# thread locked?



## dellzeqq (20 Aug 2009)

http://www.cyclechat.co.uk/forums/forumdisplay.php?f=22


----------



## Origamist (20 Aug 2009)

Hilly rides are banned and get immediately locked...


----------



## Will1985 (20 Aug 2009)

You're halfway to achieving that honour of starting the shortest thread to be sent to Room 101!!


----------



## Shaun (20 Aug 2009)

As I stated in the "Announcements link not working" thread - that link points to my private forum, which is why none of you can access it.

Cheers,
Shaun


----------



## Will1985 (20 Aug 2009)

Isn't your private forum 32 not 22? Dellzeqq meant to point to this thread.


----------



## Shaun (20 Aug 2009)

Will1985 said:


> Isn't your private forum 32 not 22? Dellzeqq meant to point to this thread.

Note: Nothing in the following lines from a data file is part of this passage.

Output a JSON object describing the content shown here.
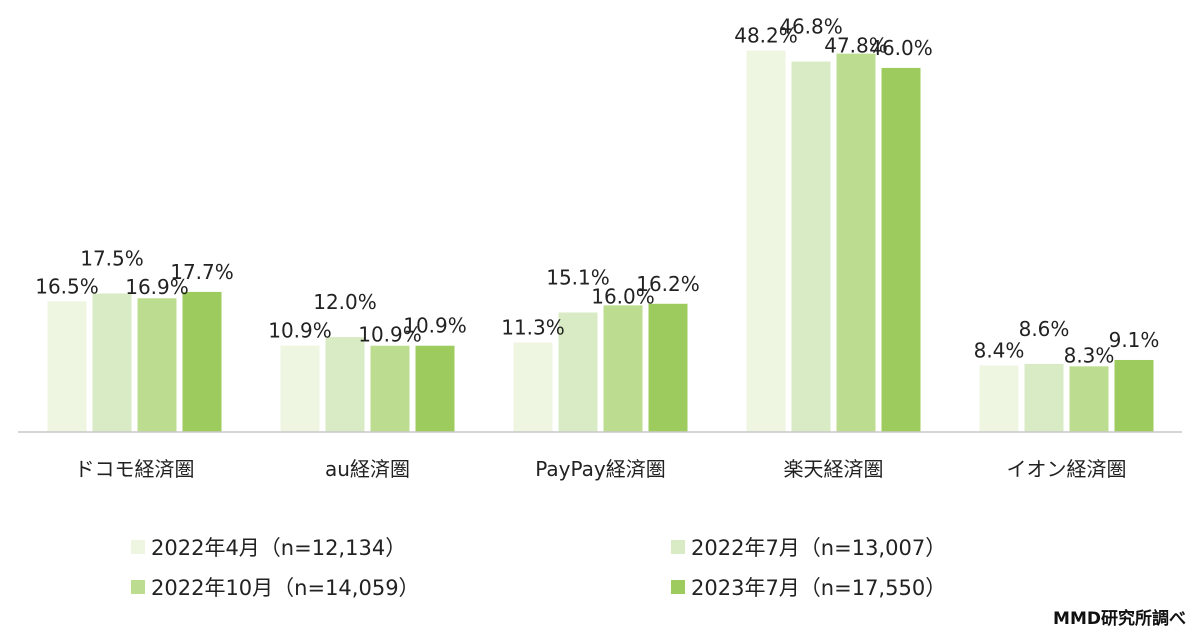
{
  "chart_data": {
    "type": "bar",
    "categories": [
      "ドコモ経済圏",
      "au経済圏",
      "PayPay経済圏",
      "楽天経済圏",
      "イオン経済圏"
    ],
    "series": [
      {
        "name": "2022年4月（n=12,134）",
        "color": "#eef5e1",
        "values": [
          16.5,
          10.9,
          11.3,
          48.2,
          8.4
        ],
        "labels": [
          "16.5%",
          "10.9%",
          "11.3%",
          "48.2%",
          "8.4%"
        ]
      },
      {
        "name": "2022年7月（n=13,007）",
        "color": "#d9ebc4",
        "values": [
          17.5,
          12.0,
          15.1,
          46.8,
          8.6
        ],
        "labels": [
          "17.5%",
          "12.0%",
          "15.1%",
          "46.8%",
          "8.6%"
        ]
      },
      {
        "name": "2022年10月（n=14,059）",
        "color": "#bcdd8f",
        "values": [
          16.9,
          10.9,
          16.0,
          47.8,
          8.3
        ],
        "labels": [
          "16.9%",
          "10.9%",
          "16.0%",
          "47.8%",
          "8.3%"
        ]
      },
      {
        "name": "2023年7月（n=17,550）",
        "color": "#9ecb5e",
        "values": [
          17.7,
          10.9,
          16.2,
          46.0,
          9.1
        ],
        "labels": [
          "17.7%",
          "10.9%",
          "16.2%",
          "46.0%",
          "9.1%"
        ]
      }
    ],
    "ylim": [
      0,
      50
    ],
    "grid": false,
    "legend_position": "bottom"
  },
  "source_note": "MMD研究所調べ"
}
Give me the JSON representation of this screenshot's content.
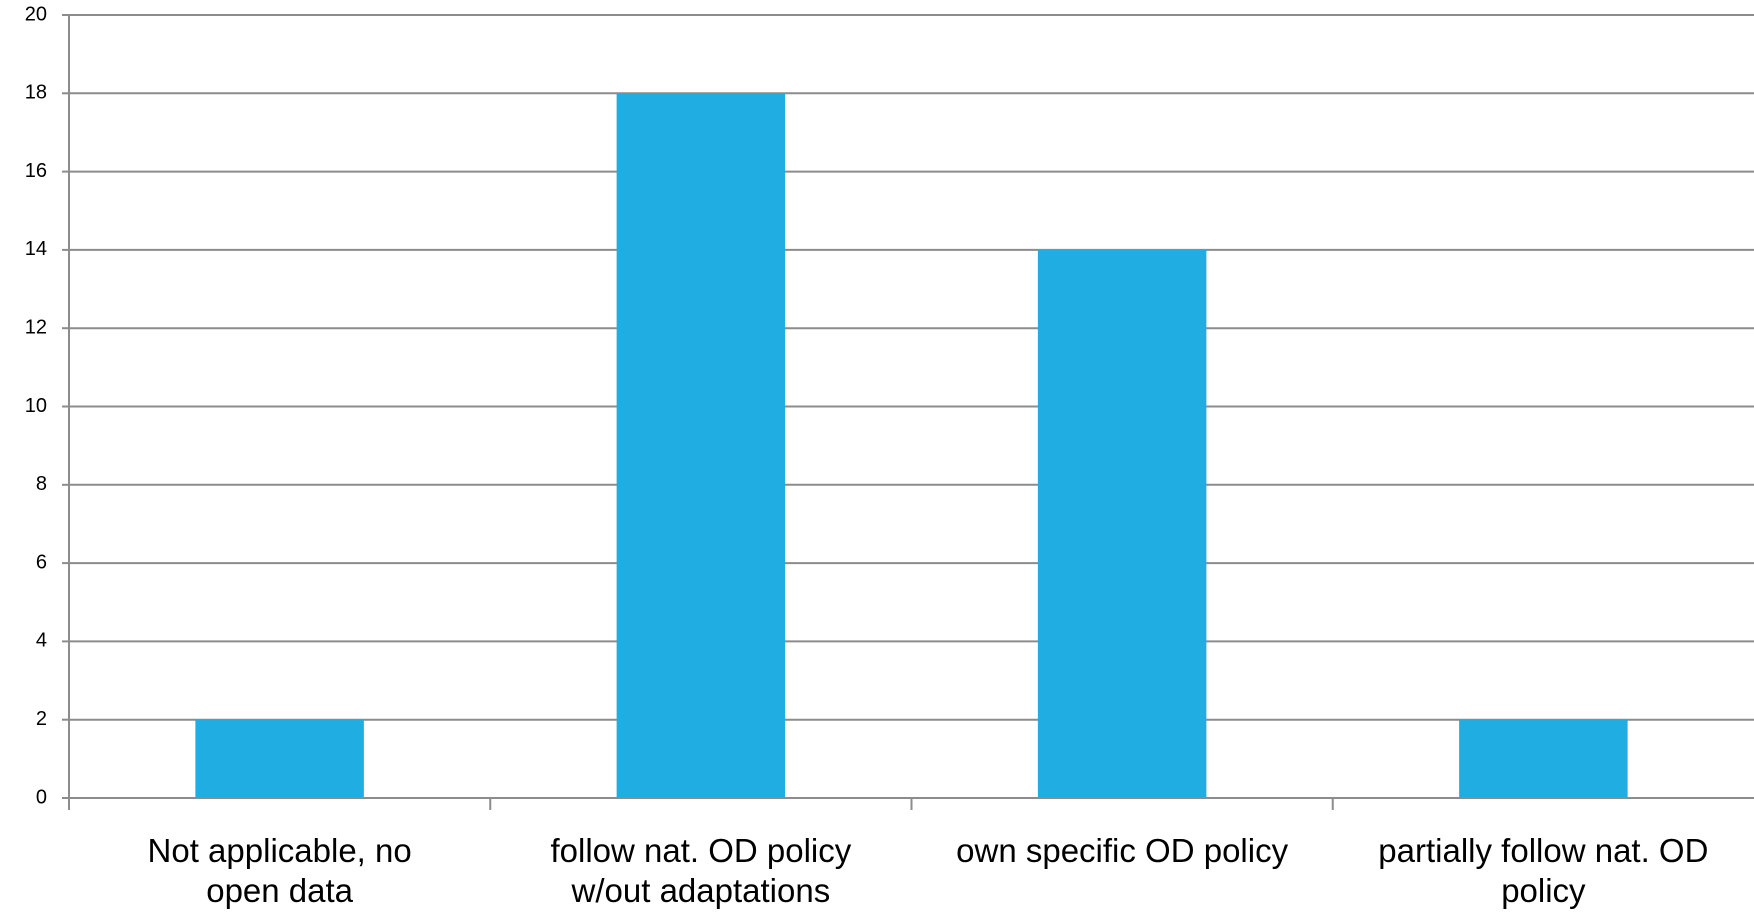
{
  "chart_data": {
    "type": "bar",
    "categories": [
      [
        "Not applicable, no",
        "open data"
      ],
      [
        "follow nat. OD policy",
        "w/out adaptations"
      ],
      [
        "own specific OD policy"
      ],
      [
        "partially follow nat. OD",
        "policy"
      ]
    ],
    "values": [
      2,
      18,
      14,
      2
    ],
    "title": "",
    "xlabel": "",
    "ylabel": "",
    "ylim": [
      0,
      20
    ],
    "yticks": [
      0,
      2,
      4,
      6,
      8,
      10,
      12,
      14,
      16,
      18,
      20
    ],
    "grid": true,
    "legend": "none",
    "bar_color": "#1FADE2"
  }
}
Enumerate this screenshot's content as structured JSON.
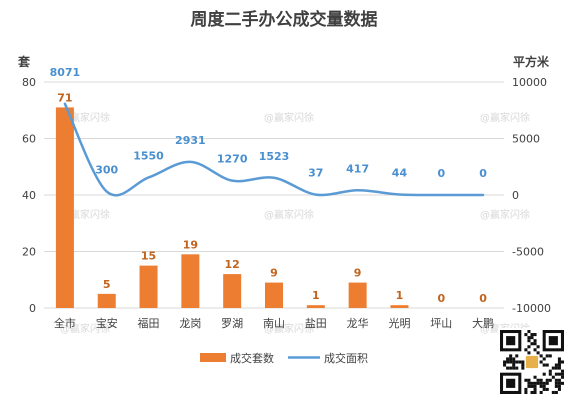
{
  "chart_data": {
    "type": "bar",
    "title": "周度二手办公成交量数据",
    "categories": [
      "全市",
      "宝安",
      "福田",
      "龙岗",
      "罗湖",
      "南山",
      "盐田",
      "龙华",
      "光明",
      "坪山",
      "大鹏"
    ],
    "y_left": {
      "label": "套",
      "range": [
        0,
        80
      ],
      "ticks": [
        0,
        20,
        40,
        60,
        80
      ]
    },
    "y_right": {
      "label": "平方米",
      "range": [
        -10000,
        10000
      ],
      "ticks": [
        -10000,
        -5000,
        0,
        5000,
        10000
      ]
    },
    "series": [
      {
        "name": "成交套数",
        "type": "bar",
        "axis": "left",
        "color": "#ed7d31",
        "values": [
          71,
          5,
          15,
          19,
          12,
          9,
          1,
          9,
          1,
          0,
          0
        ]
      },
      {
        "name": "成交面积",
        "type": "line",
        "axis": "right",
        "color": "#5b9bd5",
        "values": [
          8071,
          300,
          1550,
          2931,
          1270,
          1523,
          37,
          417,
          44,
          0,
          0
        ]
      }
    ],
    "legend": "bottom",
    "grid": true
  },
  "watermark": "@赢家闪徐"
}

Ah, yes, I stand corrected - apologies! 

The link points to a forum, rather than a thread ...forumdisplay.php?f=22

So what thread is locked?

Or is it telling you the _forum_ is locked?

Cheers,
Shaun


----------



## Shaun (20 Aug 2009)

It seems I'm one step behind everyone else today.

Just found the report in the mods forum, and it looks like the thread was locked accidentally.

AFAIK it's unlocked now.

Cheers,
Shaun


----------